Legal experts are closely watching the case of Roman Pino v. Bank of New York Mellon currently being reviewed by the State Supreme Court in Florida.
The case revolves around the issue of fraudulent documents used in foreclosure lawsuits. Roman Pino contends that the mortgage assignment involved in his case was fraudulent, and that therefore his mortgage should be considered unenforceable.
The case is not an isolated incident. During the height of the real estate boom, hundreds of thousands of documents were signed either by poorly paid, unskilled workers or automatic devices without first being checked for accuracy.
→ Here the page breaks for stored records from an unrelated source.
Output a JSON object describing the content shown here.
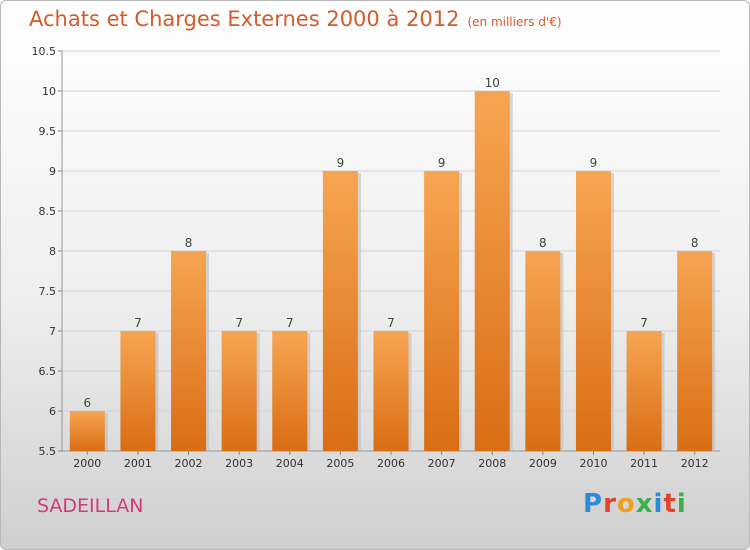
{
  "chart_data": {
    "type": "bar",
    "title": "Achats et Charges Externes 2000 à 2012",
    "subtitle": "(en milliers d'€)",
    "categories": [
      "2000",
      "2001",
      "2002",
      "2003",
      "2004",
      "2005",
      "2006",
      "2007",
      "2008",
      "2009",
      "2010",
      "2011",
      "2012"
    ],
    "values": [
      6,
      7,
      8,
      7,
      7,
      9,
      7,
      9,
      10,
      8,
      9,
      7,
      8
    ],
    "ylim": [
      5.5,
      10.5
    ],
    "yticks": [
      "5.5",
      "6",
      "6.5",
      "7",
      "7.5",
      "8",
      "8.5",
      "9",
      "9.5",
      "10",
      "10.5"
    ],
    "grid": true,
    "bar_color": "#f0892f",
    "xlabel": "",
    "ylabel": ""
  },
  "footer": {
    "commune": "SADEILLAN",
    "logo": "Proxiti"
  },
  "colors": {
    "title": "#d65a2a",
    "commune": "#d23a7a"
  }
}
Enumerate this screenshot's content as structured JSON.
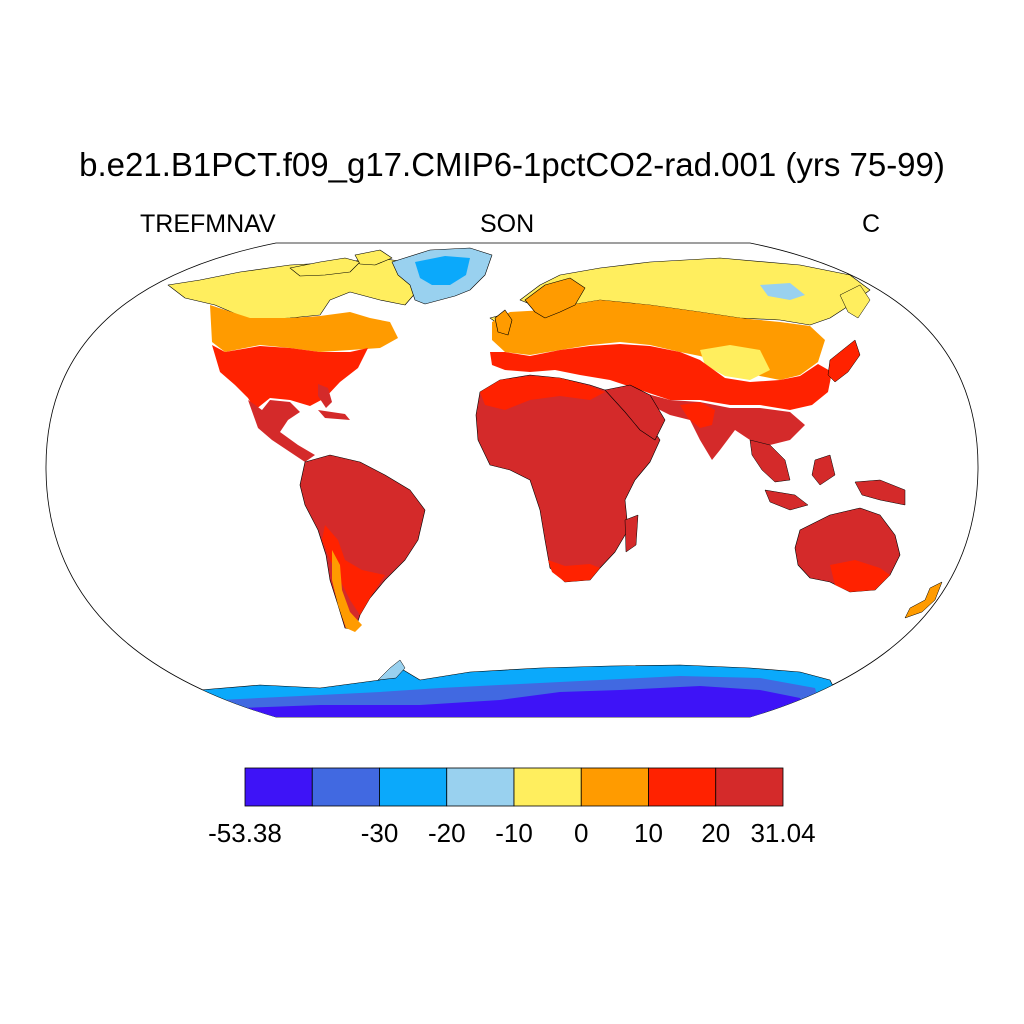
{
  "title": "b.e21.B1PCT.f09_g17.CMIP6-1pctCO2-rad.001 (yrs 75-99)",
  "left_label": "TREFMNAV",
  "center_label": "SON",
  "right_label": "C",
  "map": {
    "projection": "Robinson",
    "background": "#ffffff",
    "land_only": true,
    "coastlines": true
  },
  "colorbar": {
    "colors": [
      "#3e13f7",
      "#4169e1",
      "#0ba9fb",
      "#99d1ef",
      "#ffee5e",
      "#ff9b00",
      "#ff2200",
      "#d42a2a"
    ],
    "labels": [
      {
        "text": "-53.38",
        "boundary": 0
      },
      {
        "text": "-30",
        "boundary": 2
      },
      {
        "text": "-20",
        "boundary": 3
      },
      {
        "text": "-10",
        "boundary": 4
      },
      {
        "text": "0",
        "boundary": 5
      },
      {
        "text": "10",
        "boundary": 6
      },
      {
        "text": "20",
        "boundary": 7
      },
      {
        "text": "31.04",
        "boundary": 8
      }
    ]
  }
}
The widespread abuses soon came to be known as the “robo-signing” scandal.
Banks and other mortgage holders often try to solve the problem by filing a motion to voluntarily dismiss the foreclosure and then re-file at a later date once the documentation has been brought up to par.
If New York Mellon loses the case, it would be prohibited from doing this, and the ruling could have wide repercussions for other lenders. Potentially thousands of mortgages would no longer be enforceable—a great boon for the homeowners but disastrous for the banks.
The decision, incidentally, won’t affect Mr. Pino, since he has already settled confidentially with the bank and has been able to keep his home. Other homeowners, however, and many in the lending industry may stand to win or lose millions of dollars depending on the outcome.